Unschooling, World War 1, and Family Learning
Caitrin (14) and I watched “Letters from Iwo Jima” two nights ago. She’s become a mini expert on the two world wars (preferring World War I, however, because so few people understand it). As I listened to her cite facts and interpret data, I was in awe of how much information she retained from her history class this year in public school. She was a sponge, soaking in details, rearranging them to have meaning in her own mind.
I heard from Jacob (19) over the weekend. He wanted me to read his final paper for a class on globalization. He wrote about a documentary I had recommended he watch. His dad and I each took a look at the paper for edits, but mostly Jacob and I discussed the content. It was thrilling to see him engage ideas I had merely introduced to him. I’ve been lucky enough to be a part of three of his college papers this year: built on suggestions I made, then followed up with lengthy discussions of content where I became the student and he, the expert.
Johannah (21) emailed poems to me that she wrote in her poetry class so I could see where they came from (her rich experiences as a child). She had told me on the phone that she found herself using freewriting as her chief way to access the symbols and images behind her meanings. We had a good laugh about that.
It was one of those “pay day” weekends where I could see the fruit of deposits we’d made for years with our kids. I discussed some of this with the precocious Caitrin who summed it up so well:
“Mom, that’s what unschooling does to you. You spend your time being told that your life is your teacher. But you don’t know how to measure it. So you have to keep learning all the time to prove to yourself that you are learning. Unschooling is just your life, so learning is constant.”
I wonder if that feeling produces any level of neuorses. I think it might. I do have some thoughts about unschooling that are not all positive and rosy. Measurement matters to kids; knowing they have “completed” something is a good feeling. On the other hand, it is nice to discover that for my least “schooled” child, she’s also the one reading all the AP English novels now, a full year before she takes the class, just because “they look good.” All my kids see every subject as open to them. Nothing off limits. In that way, the less structured version of school seems to have created this thirst for learning that is paying off well now that they are in structured school systems (high school and college).
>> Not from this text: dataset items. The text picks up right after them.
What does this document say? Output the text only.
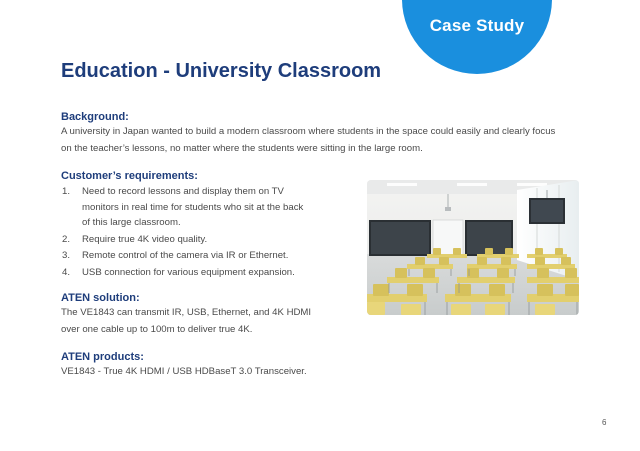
Case Study
Education - University Classroom
Background:

A university in Japan wanted to build a modern classroom where students in the space could easily and clearly focus
on the teacher’s lessons, no matter where the students were sitting in the large room.

Customer’s requirements:
1. Need to record lessons and display them on TV
monitors in real time for students who sit at the back
of this large classroom.
2. Require true 4K video quality.
3. Remote control of the camera via IR or Ethernet.
4. USB connection for various equipment expansion.
ATEN solution:

The VE1843 can transmit IR, USB, Ethernet, and 4K HDMI
over one cable up to 100m to deliver true 4K.

ATEN products:

VE1843 - True 4K HDMI / USB HDBaseT 3.0 Transceiver.

6
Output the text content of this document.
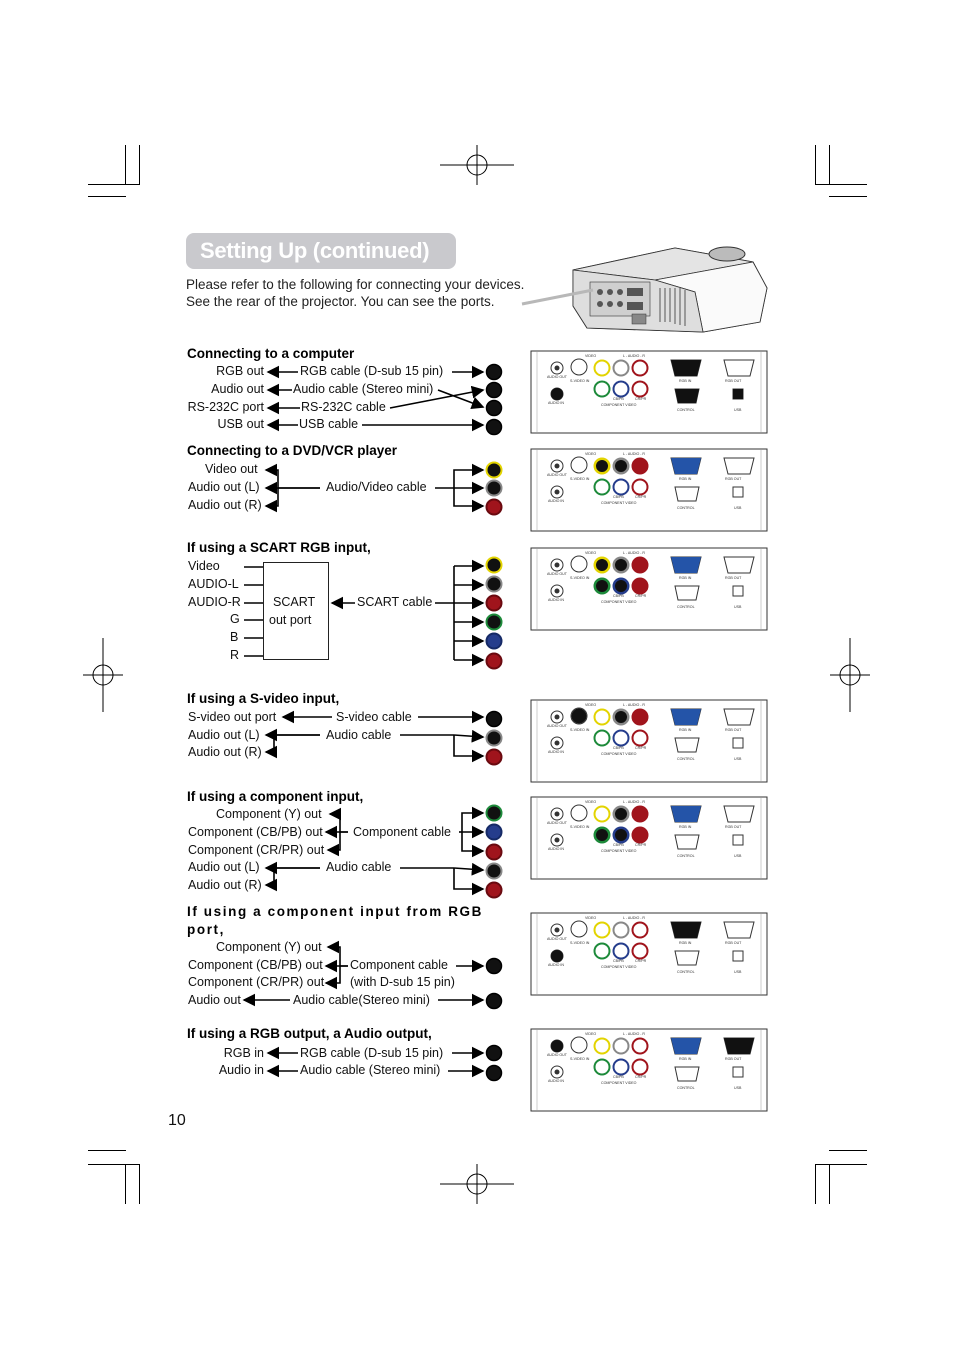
Setting Up (continued)
Please refer to the following for connecting your devices.
See the rear of the projector. You can see the ports.
Connecting to a computer
RGB out	RGB cable (D-sub 15 pin)
Audio out Audio cable (Stereo mini)
RS-232C port	RS-232C cable
USB out	USB cable
Connecting to a DVD/VCR player
Video out
Audio out (L)
Audio out (R)
Audio/Video cable
If using a SCART RGB input,
Video
AUDIO-L
AUDIO-R
G
B
R
SCART
out port
SCART cable
If using a S-video input,
S-video out port
Audio out (L)
Audio out (R)
S-video cable
Audio cable
If using a component input,
Component (Y) out
Component (CB/PB) out
Component (CR/PR) out
Audio out (L)
Audio out (R)
Component cable
Audio cable
If using a component input from RGB port,
Component (Y) out
Component (CB/PB) out
Component (CR/PR) out
Audio out
Component cable
(with D-sub 15 pin)
Audio cable(Stereo mini)
If using a RGB output, a Audio output,
RGB in	RGB cable (D-sub 15 pin)
Audio in	Audio cable (Stereo mini)
10
VIDEO	L - AUDIO - R
AUDIO OUT
S-VIDEO IN
AUDIO IN
CB/PB	CR/PR
COMPONENT VIDEO
RGB IN	RGB OUT
CONTROL	USB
They honestly believe that being able to know things and express them to others means they are growing as people and are interesting to friends, family and new acquaintances. That’s how they measure who they are: by what they know and are learning.
What I’ve noticed is that we have a family habit of sharing what we learn with each other. There’s this flow between members—sharing books, vocabulary, math equations (yes, even math now!), poems, ideas, suggestions, insights, philosophies, websites, personal writing and more. Everyone expects everyone else to be learning and that they will be able to educate each other. They like being both resource and audience.
It’s wild! So nice to be on this end of things. It’s worth it. Keep going!
Well, just had to share that today. It got much longer than I meant it too. How’s it going out where you are? Summer is here in the northern hemisphere. Do you have plans?
Hi,
Thanks for sharing. I am happy it got longer than you wanted it to be – its good 🙂
In most parts of Asia its hot as hell these days, and my plans are to go somewhere in the mountains and listen to the waterfalls, birds chirping and wind blowing, and then jot it down in a notepad (just as you have asked in one of your other posts). I am sure it will be fun1
“I wonder if that feeling produces any level of neuorses.”
I would say yes, it can. At least for some of us.
I really do struggle with “all or nothing type” homeschool posts – those from certain authors that purport that unschooling is THE ONLY WAY – etc. To me one of the most important goals and privileges in homeschooling is respect for the individual – including mom but also for the individual personalities, goals and needs of each child. And, as you know, from one child to the next these needs/goals can be startlingly different. Night to Day different.
My oldest child – he is very linear and didn’t want tons of flexiblity in his learning. He prefered me to challenge him (as long as there was enough time left over for his specific interests)academically, give him plans written in an agenda, and help keep him on task. He has strong opinions about education and totally disagrees with unschooling 🙂 He enjoyed his homeschool experience but this year chose to attend a local highschool and is thriving there (despite not always agreeing with assignments or everything said/taught.)
On the other hand, next in line is my currently 12 year old daughter who balks at any form of rigidity or structure that is not of her own making. She is super right-brained, creative (and oh, so messy). Very project and vision oriented. Unschooling would be her dream. Unlike her big brother she has no desire for an agenda, nor to complete requirements for graduation with a diploma… although she wants a teaching degree.
Anyways, all that to say that this homeschool gig is full of challenges. And neuroses. At least on my part.